Il est toujours possible de financer des opérations de croissance externe dans le secteur des services IT mais les valorisations ont chuté, selon, Michaël Azencot, directeur associé de la Financière Cambon.
Michaël Azencot est directeur associé de la Financière Cambon, un cabinet conseil spécialisé dans les fusions acquisitions dans le secteur des logiciels et des services IT.
Channelnews : Ressentez-vous les prémisses d’un credit crunch ?
Michaël Azencot : Non, jusqu’ici tout va bien. C’est vrai qu’il n’y a plus d’accès à la dette pour les grosses opérations. Mais il est toujours possible de mobiliser de la dette bancaire sur des montants raisonnables (maximum 10 à 11 M€) pour financer des opérations de petite et moyenne taille dont les valorisations n’excèdent pas 100 M€. Bien sûr, c’est plus dur et qu’il y a moins de marges de négociation. Il reste également relativement aisé de lever jusqu’à 15 à 20 M€ de dette auprès des fonds d’investissements. Ces derniers ont amassé des sommes colossales au cours des dernières années et continuent de s’intéresser au secteur IT, notamment celui des services. La raison principale est que ce secteur continue de sur performer par rapport au reste de l’économie, avec une croissance moyenne au cours des quatre dernières années de l’ordre de 5 à 5,5%.

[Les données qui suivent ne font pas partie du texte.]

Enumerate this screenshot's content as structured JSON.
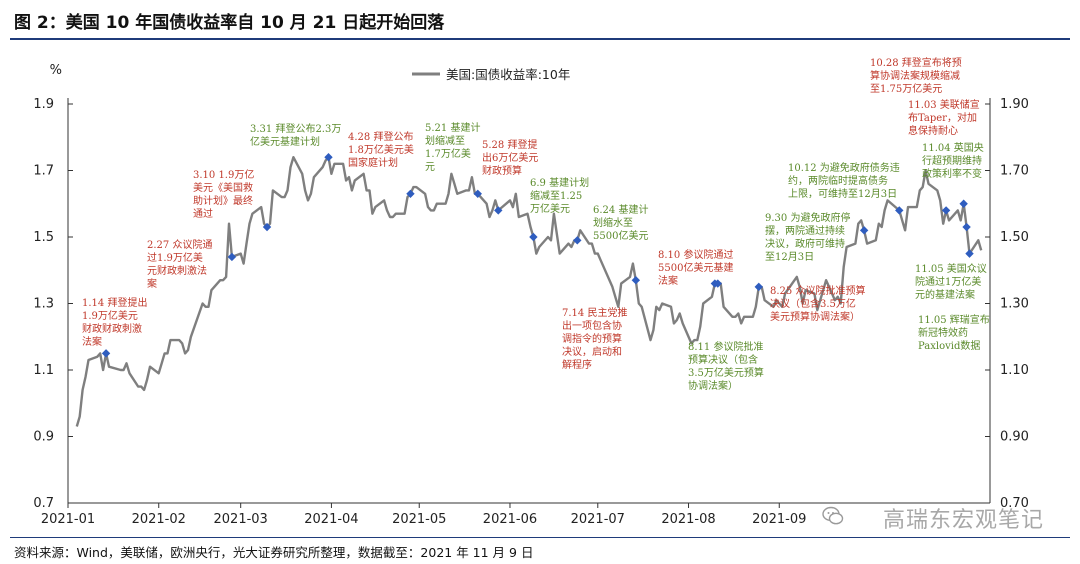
{
  "figure_title": "图 2：美国 10 年国债收益率自 10 月 21 日起开始回落",
  "source_note": "资料来源：Wind，美联储，欧洲央行，光大证券研究所整理，数据截至：2021 年 11 月 9 日",
  "watermark": "高瑞东宏观笔记",
  "colors": {
    "line": "#7f7f7f",
    "marker": "#2f5dbf",
    "red": "#c0392b",
    "green": "#5a8a2a",
    "rule": "#1f3b7a"
  },
  "chart_data": {
    "type": "line",
    "title": "",
    "ylabel": "%",
    "ylim": [
      0.7,
      1.9
    ],
    "yticks_left": [
      "1.9",
      "1.7",
      "1.5",
      "1.3",
      "1.1",
      "0.9",
      "0.7"
    ],
    "yticks_right": [
      "1.90",
      "1.70",
      "1.50",
      "1.30",
      "1.10",
      "0.90",
      "0.70"
    ],
    "x_tick_labels": [
      "2021-01",
      "2021-02",
      "2021-03",
      "2021-04",
      "2021-05",
      "2021-06",
      "2021-07",
      "2021-08",
      "2021-09"
    ],
    "legend": {
      "position": "top-center"
    },
    "series": [
      {
        "name": "美国:国债收益率:10年",
        "points": [
          [
            "2021-01-04",
            0.93
          ],
          [
            "2021-01-05",
            0.96
          ],
          [
            "2021-01-06",
            1.04
          ],
          [
            "2021-01-07",
            1.08
          ],
          [
            "2021-01-08",
            1.13
          ],
          [
            "2021-01-11",
            1.14
          ],
          [
            "2021-01-12",
            1.15
          ],
          [
            "2021-01-13",
            1.1
          ],
          [
            "2021-01-14",
            1.15
          ],
          [
            "2021-01-15",
            1.11
          ],
          [
            "2021-01-19",
            1.1
          ],
          [
            "2021-01-20",
            1.1
          ],
          [
            "2021-01-21",
            1.12
          ],
          [
            "2021-01-22",
            1.09
          ],
          [
            "2021-01-25",
            1.05
          ],
          [
            "2021-01-26",
            1.05
          ],
          [
            "2021-01-27",
            1.04
          ],
          [
            "2021-01-28",
            1.07
          ],
          [
            "2021-01-29",
            1.11
          ],
          [
            "2021-02-01",
            1.09
          ],
          [
            "2021-02-02",
            1.12
          ],
          [
            "2021-02-03",
            1.15
          ],
          [
            "2021-02-04",
            1.15
          ],
          [
            "2021-02-05",
            1.19
          ],
          [
            "2021-02-08",
            1.19
          ],
          [
            "2021-02-09",
            1.18
          ],
          [
            "2021-02-10",
            1.15
          ],
          [
            "2021-02-11",
            1.16
          ],
          [
            "2021-02-12",
            1.2
          ],
          [
            "2021-02-16",
            1.3
          ],
          [
            "2021-02-17",
            1.29
          ],
          [
            "2021-02-18",
            1.29
          ],
          [
            "2021-02-19",
            1.34
          ],
          [
            "2021-02-22",
            1.37
          ],
          [
            "2021-02-23",
            1.37
          ],
          [
            "2021-02-24",
            1.38
          ],
          [
            "2021-02-25",
            1.54
          ],
          [
            "2021-02-26",
            1.44
          ],
          [
            "2021-03-01",
            1.45
          ],
          [
            "2021-03-02",
            1.42
          ],
          [
            "2021-03-03",
            1.48
          ],
          [
            "2021-03-04",
            1.54
          ],
          [
            "2021-03-05",
            1.57
          ],
          [
            "2021-03-08",
            1.59
          ],
          [
            "2021-03-09",
            1.54
          ],
          [
            "2021-03-10",
            1.53
          ],
          [
            "2021-03-11",
            1.54
          ],
          [
            "2021-03-12",
            1.64
          ],
          [
            "2021-03-15",
            1.62
          ],
          [
            "2021-03-16",
            1.62
          ],
          [
            "2021-03-17",
            1.64
          ],
          [
            "2021-03-18",
            1.71
          ],
          [
            "2021-03-19",
            1.74
          ],
          [
            "2021-03-22",
            1.69
          ],
          [
            "2021-03-23",
            1.64
          ],
          [
            "2021-03-24",
            1.61
          ],
          [
            "2021-03-25",
            1.63
          ],
          [
            "2021-03-26",
            1.68
          ],
          [
            "2021-03-29",
            1.71
          ],
          [
            "2021-03-30",
            1.73
          ],
          [
            "2021-03-31",
            1.74
          ],
          [
            "2021-04-01",
            1.69
          ],
          [
            "2021-04-02",
            1.72
          ],
          [
            "2021-04-05",
            1.72
          ],
          [
            "2021-04-06",
            1.67
          ],
          [
            "2021-04-07",
            1.68
          ],
          [
            "2021-04-08",
            1.64
          ],
          [
            "2021-04-09",
            1.67
          ],
          [
            "2021-04-12",
            1.69
          ],
          [
            "2021-04-13",
            1.64
          ],
          [
            "2021-04-14",
            1.64
          ],
          [
            "2021-04-15",
            1.57
          ],
          [
            "2021-04-16",
            1.59
          ],
          [
            "2021-04-19",
            1.61
          ],
          [
            "2021-04-20",
            1.58
          ],
          [
            "2021-04-21",
            1.56
          ],
          [
            "2021-04-22",
            1.56
          ],
          [
            "2021-04-23",
            1.57
          ],
          [
            "2021-04-26",
            1.57
          ],
          [
            "2021-04-27",
            1.62
          ],
          [
            "2021-04-28",
            1.63
          ],
          [
            "2021-04-29",
            1.65
          ],
          [
            "2021-04-30",
            1.65
          ],
          [
            "2021-05-03",
            1.63
          ],
          [
            "2021-05-04",
            1.59
          ],
          [
            "2021-05-05",
            1.58
          ],
          [
            "2021-05-06",
            1.58
          ],
          [
            "2021-05-07",
            1.6
          ],
          [
            "2021-05-10",
            1.6
          ],
          [
            "2021-05-11",
            1.63
          ],
          [
            "2021-05-12",
            1.69
          ],
          [
            "2021-05-13",
            1.66
          ],
          [
            "2021-05-14",
            1.63
          ],
          [
            "2021-05-17",
            1.64
          ],
          [
            "2021-05-18",
            1.64
          ],
          [
            "2021-05-19",
            1.68
          ],
          [
            "2021-05-20",
            1.63
          ],
          [
            "2021-05-21",
            1.63
          ],
          [
            "2021-05-24",
            1.6
          ],
          [
            "2021-05-25",
            1.56
          ],
          [
            "2021-05-26",
            1.58
          ],
          [
            "2021-05-27",
            1.61
          ],
          [
            "2021-05-28",
            1.58
          ],
          [
            "2021-06-01",
            1.61
          ],
          [
            "2021-06-02",
            1.59
          ],
          [
            "2021-06-03",
            1.63
          ],
          [
            "2021-06-04",
            1.56
          ],
          [
            "2021-06-07",
            1.57
          ],
          [
            "2021-06-08",
            1.53
          ],
          [
            "2021-06-09",
            1.5
          ],
          [
            "2021-06-10",
            1.45
          ],
          [
            "2021-06-11",
            1.47
          ],
          [
            "2021-06-14",
            1.5
          ],
          [
            "2021-06-15",
            1.49
          ],
          [
            "2021-06-16",
            1.57
          ],
          [
            "2021-06-17",
            1.51
          ],
          [
            "2021-06-18",
            1.45
          ],
          [
            "2021-06-21",
            1.48
          ],
          [
            "2021-06-22",
            1.47
          ],
          [
            "2021-06-23",
            1.49
          ],
          [
            "2021-06-24",
            1.49
          ],
          [
            "2021-06-25",
            1.52
          ],
          [
            "2021-06-28",
            1.48
          ],
          [
            "2021-06-29",
            1.48
          ],
          [
            "2021-06-30",
            1.45
          ],
          [
            "2021-07-01",
            1.45
          ],
          [
            "2021-07-02",
            1.43
          ],
          [
            "2021-07-06",
            1.35
          ],
          [
            "2021-07-07",
            1.32
          ],
          [
            "2021-07-08",
            1.29
          ],
          [
            "2021-07-09",
            1.36
          ],
          [
            "2021-07-12",
            1.38
          ],
          [
            "2021-07-13",
            1.42
          ],
          [
            "2021-07-14",
            1.37
          ],
          [
            "2021-07-15",
            1.3
          ],
          [
            "2021-07-16",
            1.29
          ],
          [
            "2021-07-19",
            1.19
          ],
          [
            "2021-07-20",
            1.22
          ],
          [
            "2021-07-21",
            1.29
          ],
          [
            "2021-07-22",
            1.28
          ],
          [
            "2021-07-23",
            1.3
          ],
          [
            "2021-07-26",
            1.29
          ],
          [
            "2021-07-27",
            1.24
          ],
          [
            "2021-07-28",
            1.25
          ],
          [
            "2021-07-29",
            1.27
          ],
          [
            "2021-07-30",
            1.24
          ],
          [
            "2021-08-02",
            1.18
          ],
          [
            "2021-08-03",
            1.19
          ],
          [
            "2021-08-04",
            1.19
          ],
          [
            "2021-08-05",
            1.23
          ],
          [
            "2021-08-06",
            1.3
          ],
          [
            "2021-08-09",
            1.32
          ],
          [
            "2021-08-10",
            1.36
          ],
          [
            "2021-08-11",
            1.36
          ],
          [
            "2021-08-12",
            1.36
          ],
          [
            "2021-08-13",
            1.29
          ],
          [
            "2021-08-16",
            1.26
          ],
          [
            "2021-08-17",
            1.26
          ],
          [
            "2021-08-18",
            1.27
          ],
          [
            "2021-08-19",
            1.24
          ],
          [
            "2021-08-20",
            1.26
          ],
          [
            "2021-08-23",
            1.26
          ],
          [
            "2021-08-24",
            1.29
          ],
          [
            "2021-08-25",
            1.35
          ],
          [
            "2021-08-26",
            1.35
          ],
          [
            "2021-08-27",
            1.31
          ],
          [
            "2021-08-30",
            1.29
          ],
          [
            "2021-08-31",
            1.31
          ],
          [
            "2021-09-01",
            1.3
          ],
          [
            "2021-09-02",
            1.29
          ],
          [
            "2021-09-03",
            1.33
          ],
          [
            "2021-09-07",
            1.38
          ],
          [
            "2021-09-08",
            1.35
          ],
          [
            "2021-09-09",
            1.3
          ],
          [
            "2021-09-10",
            1.34
          ],
          [
            "2021-09-13",
            1.33
          ],
          [
            "2021-09-14",
            1.28
          ],
          [
            "2021-09-15",
            1.31
          ],
          [
            "2021-09-16",
            1.34
          ],
          [
            "2021-09-17",
            1.37
          ],
          [
            "2021-09-20",
            1.31
          ],
          [
            "2021-09-21",
            1.32
          ],
          [
            "2021-09-22",
            1.3
          ],
          [
            "2021-09-23",
            1.41
          ],
          [
            "2021-09-24",
            1.47
          ],
          [
            "2021-09-27",
            1.48
          ],
          [
            "2021-09-28",
            1.54
          ],
          [
            "2021-09-29",
            1.55
          ],
          [
            "2021-09-30",
            1.52
          ],
          [
            "2021-10-01",
            1.48
          ],
          [
            "2021-10-04",
            1.49
          ],
          [
            "2021-10-05",
            1.54
          ],
          [
            "2021-10-06",
            1.53
          ],
          [
            "2021-10-07",
            1.58
          ],
          [
            "2021-10-08",
            1.61
          ],
          [
            "2021-10-12",
            1.58
          ],
          [
            "2021-10-13",
            1.55
          ],
          [
            "2021-10-14",
            1.52
          ],
          [
            "2021-10-15",
            1.59
          ],
          [
            "2021-10-18",
            1.59
          ],
          [
            "2021-10-19",
            1.64
          ],
          [
            "2021-10-20",
            1.65
          ],
          [
            "2021-10-21",
            1.7
          ],
          [
            "2021-10-22",
            1.66
          ],
          [
            "2021-10-25",
            1.64
          ],
          [
            "2021-10-26",
            1.61
          ],
          [
            "2021-10-27",
            1.54
          ],
          [
            "2021-10-28",
            1.58
          ],
          [
            "2021-10-29",
            1.55
          ],
          [
            "2021-11-01",
            1.58
          ],
          [
            "2021-11-02",
            1.55
          ],
          [
            "2021-11-03",
            1.6
          ],
          [
            "2021-11-04",
            1.53
          ],
          [
            "2021-11-05",
            1.45
          ],
          [
            "2021-11-08",
            1.49
          ],
          [
            "2021-11-09",
            1.46
          ]
        ]
      }
    ],
    "markers": [
      "2021-01-14",
      "2021-02-26",
      "2021-03-10",
      "2021-03-31",
      "2021-04-28",
      "2021-05-21",
      "2021-05-28",
      "2021-06-09",
      "2021-06-24",
      "2021-07-14",
      "2021-08-10",
      "2021-08-11",
      "2021-08-25",
      "2021-09-30",
      "2021-10-12",
      "2021-10-28",
      "2021-11-03",
      "2021-11-04",
      "2021-11-05"
    ],
    "annotations": [
      {
        "color": "red",
        "lines": [
          "1.14 拜登提出",
          "1.9万亿美元",
          "财政财政刺激",
          "法案"
        ]
      },
      {
        "color": "red",
        "lines": [
          "2.27 众议院通",
          "过1.9万亿美",
          "元财政刺激法",
          "案"
        ]
      },
      {
        "color": "red",
        "lines": [
          "3.10 1.9万亿",
          "美元《美国救",
          "助计划》最终",
          "通过"
        ]
      },
      {
        "color": "green",
        "lines": [
          "3.31 拜登公布2.3万",
          "亿美元基建计划"
        ]
      },
      {
        "color": "red",
        "lines": [
          "4.28 拜登公布",
          "1.8万亿美元美",
          "国家庭计划"
        ]
      },
      {
        "color": "green",
        "lines": [
          "5.21 基建计",
          "划缩减至",
          "1.7万亿美",
          "元"
        ]
      },
      {
        "color": "red",
        "lines": [
          "5.28 拜登提",
          "出6万亿美元",
          "财政预算"
        ]
      },
      {
        "color": "green",
        "lines": [
          "6.9 基建计划",
          "缩减至1.25",
          "万亿美元"
        ]
      },
      {
        "color": "green",
        "lines": [
          "6.24 基建计",
          "划缩水至",
          "5500亿美元"
        ]
      },
      {
        "color": "red",
        "lines": [
          "7.14 民主党推",
          "出一项包含协",
          "调指令的预算",
          "决议，启动和",
          "解程序"
        ]
      },
      {
        "color": "red",
        "lines": [
          "8.10 参议院通过",
          "5500亿美元基建",
          "法案"
        ]
      },
      {
        "color": "green",
        "lines": [
          "8.11 参议院批准",
          "预算决议（包含",
          "3.5万亿美元预算",
          "协调法案）"
        ]
      },
      {
        "color": "red",
        "lines": [
          "8.25 众议院批准预算",
          "决议（包含3.5万亿",
          "美元预算协调法案）"
        ]
      },
      {
        "color": "green",
        "lines": [
          "9.30 为避免政府停",
          "摆，两院通过持续",
          "决议，政府可维持",
          "至12月3日"
        ]
      },
      {
        "color": "green",
        "lines": [
          "10.12 为避免政府债务违",
          "约，两院临时提高债务",
          "上限，可维持至12月3日"
        ]
      },
      {
        "color": "red",
        "lines": [
          "10.28 拜登宣布将预",
          "算协调法案规模缩减",
          "至1.75万亿美元"
        ]
      },
      {
        "color": "red",
        "lines": [
          "11.03 美联储宣",
          "布Taper，对加",
          "息保持耐心"
        ]
      },
      {
        "color": "green",
        "lines": [
          "11.04 英国央",
          "行超预期维持",
          "政策利率不变"
        ]
      },
      {
        "color": "green",
        "lines": [
          "11.05 美国众议",
          "院通过1万亿美",
          "元的基建法案"
        ]
      },
      {
        "color": "green",
        "lines": [
          "11.05 辉瑞宣布",
          "新冠特效药",
          "Paxlovid数据"
        ]
      }
    ]
  }
}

Quelles sont les conséquences de la crise financière sur votre activité ?
Michaël Azencot : La crise a pour principal effet de faire chuter les valorisations. Alors que les sociétés de services était valorisées six à huit fois leur résultat d’exploitation il y a encore 9 mois (voire douze à quinze fois il y a deux ans), leur cote a été divisée par deux depuis. Une réalité que beaucoup de vendeurs ont encore du mal à intégrer. Du coup, je pense en revanche que la nature des transactions sur lesquelles nous intervenons va changer. Jusqu’ici, nous faisions essentiellement des opérations industrielles consistant à marier des sociétés par rachat. Mais ce type de transaction devrait baisser à l’avenir au profit des prises de participations de fonds d’investissements misant sur des sorties dans quatre ou cinq ans. Les opérations PtoP (Public to Private) devraient également se multiplier. Beaucoup d’entreprises s’aperçoivent qu’elles n’ont aucun intérêt à rester cotées en bourse et vont chercher à en sortir via des OPA suivies d’OPR (offres publiques de retrait).
Comment voyez-vous les prochains mois ?
Michaël Azencot : Je ne crois pas que le secteur va décroître. Du moins, je ne crois pas au scénario catastrophe comme celui que nous avons connu dans les années 2001-2003 avec un arrêt brutal des investissements des entreprises. Je mise sur un ralentissement qui impactera probablement les marges. Mais celles-ci devraient rester bénéficiaires.